Pani Kasiu a co jeśli zaczynamy dobrze ogarniać swoje życie, pracować, zarabiać dobre pieniądze, kupujemy mieszkanie a rodzice zaczynają się zachowywać tak jakby musieli z nami rywalizować? Jak robimy po swojemu i nie słuchamy ich poleceń to się na nas obrażają. Mam dwie małe córeczki, trzecia za chwilę przyjdzie na świat (9 mies.). Zarządzamy raczkującą jeszcze firmą, remontujemy dom, zajmujemy się dziećmi, jest cholernie ciężko a nasi rodzice nie pomagają, bardziej nam jeszcze utrudniają i chcą żebyśmy to my im pomagali (w rzeczach, które moim zdaniem mogą zrobić jeszcze sami). Zderzyłam się boleśnie z rzeczywistością bo myślałam, że to będzie wyglądało inaczej. Nie zerwałam kontaktów ale najzwyczajniej w świecie przestałam na nich liczyć. Zatrudniłam pomoc domową i pracowników, przestałam rodzicom zdawać relacje z naszego życia bo wiem, że nie mam co liczyć na dobre słowo albo wysłuchanie. Ewentualnie czekają mnie kazania całkiem oderwane od rzeczywistości. Zastanawiam się czy to ze mną coś jest nie tak?
Dziekuje Pani Kasiu za udany wglad w relacje rodzinne.Czy moge poznac pani stanowisko o rodzinie ktora rozbiegla sie po moim rozwodzie w cztery strony swiata I nie utrzymuje wiecej ze soba kontaktow ? Patologia mowia znajomi tyle ze ja jestem jej czescia ?
A czy takie histerie mamy miną? Moja mama jest samotna, owdowiała, brat z wnukami nie przyjeżdża, więc cała jej histeria skupia się na mnie i moim małżeństwie. Jej porady są złe.
Mój chłopak ma 22 lata, ja mam 21. Czy właściwym jest zachowanie matki która każe mu być w domu zawsze przed 22 godz.? Czy mężczyzna w tym wieku nie powinien sam decydować o tym?
A co zrobić i jak się zachować wobec teściowej która posadza o sytuacje i zajscia które nigdy nie miały miejsca w moim życiu i z tego powodu proponowała synkowi żeby rozwiodl się koscielnie? Żeby zostawił mnie samą z dzieckiem? Ciągle mnie krytykuje ze się nie przywitałam ze zbojkotowalam jej rodzinę i inne równie fantastyczne rzeczy?

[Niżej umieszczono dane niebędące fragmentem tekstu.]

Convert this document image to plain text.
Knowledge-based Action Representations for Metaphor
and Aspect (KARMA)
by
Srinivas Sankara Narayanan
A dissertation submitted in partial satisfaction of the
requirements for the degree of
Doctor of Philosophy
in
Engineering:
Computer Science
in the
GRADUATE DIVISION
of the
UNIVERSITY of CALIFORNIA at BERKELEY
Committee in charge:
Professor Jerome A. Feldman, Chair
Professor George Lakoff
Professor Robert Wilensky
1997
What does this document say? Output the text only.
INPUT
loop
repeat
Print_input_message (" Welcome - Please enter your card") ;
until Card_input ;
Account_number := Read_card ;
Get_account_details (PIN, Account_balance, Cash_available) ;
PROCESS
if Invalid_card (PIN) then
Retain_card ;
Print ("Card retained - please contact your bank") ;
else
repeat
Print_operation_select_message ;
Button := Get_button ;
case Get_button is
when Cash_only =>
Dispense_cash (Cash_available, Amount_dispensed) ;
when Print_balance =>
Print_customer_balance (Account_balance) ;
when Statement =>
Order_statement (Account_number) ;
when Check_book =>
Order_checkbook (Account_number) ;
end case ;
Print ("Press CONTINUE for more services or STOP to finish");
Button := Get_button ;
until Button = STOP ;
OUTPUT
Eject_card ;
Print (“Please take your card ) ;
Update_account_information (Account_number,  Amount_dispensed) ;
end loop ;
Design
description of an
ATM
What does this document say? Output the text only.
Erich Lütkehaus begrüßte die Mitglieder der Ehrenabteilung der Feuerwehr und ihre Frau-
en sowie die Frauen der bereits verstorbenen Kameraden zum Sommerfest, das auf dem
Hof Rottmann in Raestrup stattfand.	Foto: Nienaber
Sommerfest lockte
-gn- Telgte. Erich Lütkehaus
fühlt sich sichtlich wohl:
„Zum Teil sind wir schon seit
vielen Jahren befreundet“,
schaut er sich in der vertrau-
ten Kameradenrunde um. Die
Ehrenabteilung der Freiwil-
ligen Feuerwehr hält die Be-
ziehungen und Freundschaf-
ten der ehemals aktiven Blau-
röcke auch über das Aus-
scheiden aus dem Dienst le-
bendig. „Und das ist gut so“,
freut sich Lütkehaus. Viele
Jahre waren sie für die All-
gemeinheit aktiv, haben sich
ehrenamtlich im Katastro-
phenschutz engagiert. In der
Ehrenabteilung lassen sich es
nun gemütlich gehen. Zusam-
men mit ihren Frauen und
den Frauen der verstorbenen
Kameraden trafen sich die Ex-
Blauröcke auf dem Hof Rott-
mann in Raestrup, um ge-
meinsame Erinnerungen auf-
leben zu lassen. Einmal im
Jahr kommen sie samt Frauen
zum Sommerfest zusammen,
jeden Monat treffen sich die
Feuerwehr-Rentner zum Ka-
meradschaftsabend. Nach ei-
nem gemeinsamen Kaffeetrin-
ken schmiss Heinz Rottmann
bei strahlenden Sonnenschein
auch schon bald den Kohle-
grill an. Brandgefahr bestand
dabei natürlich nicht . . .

Mam to samo, moi bronią mojej starszej córki przed jej ojczymem bo on wychowuję ją nie tak jak oni by sobie tego życzyli. Dziecku krzywda się nie dzieje, lubi swojego ojczyma, spędza z nim dużo czasu, ale jak powiedział mój ojciec " my widzimy to inaczej" i nie ważne jak jest naprawdę, ważne jak oni to widzą. Doszło do tego, że próbowali rozwalić mi rodzinę. Aktualnie już ponad miesiąc nie mamy ze sobą kontaktu i nie sądzę żebyśmy znów go kiedyś mieli.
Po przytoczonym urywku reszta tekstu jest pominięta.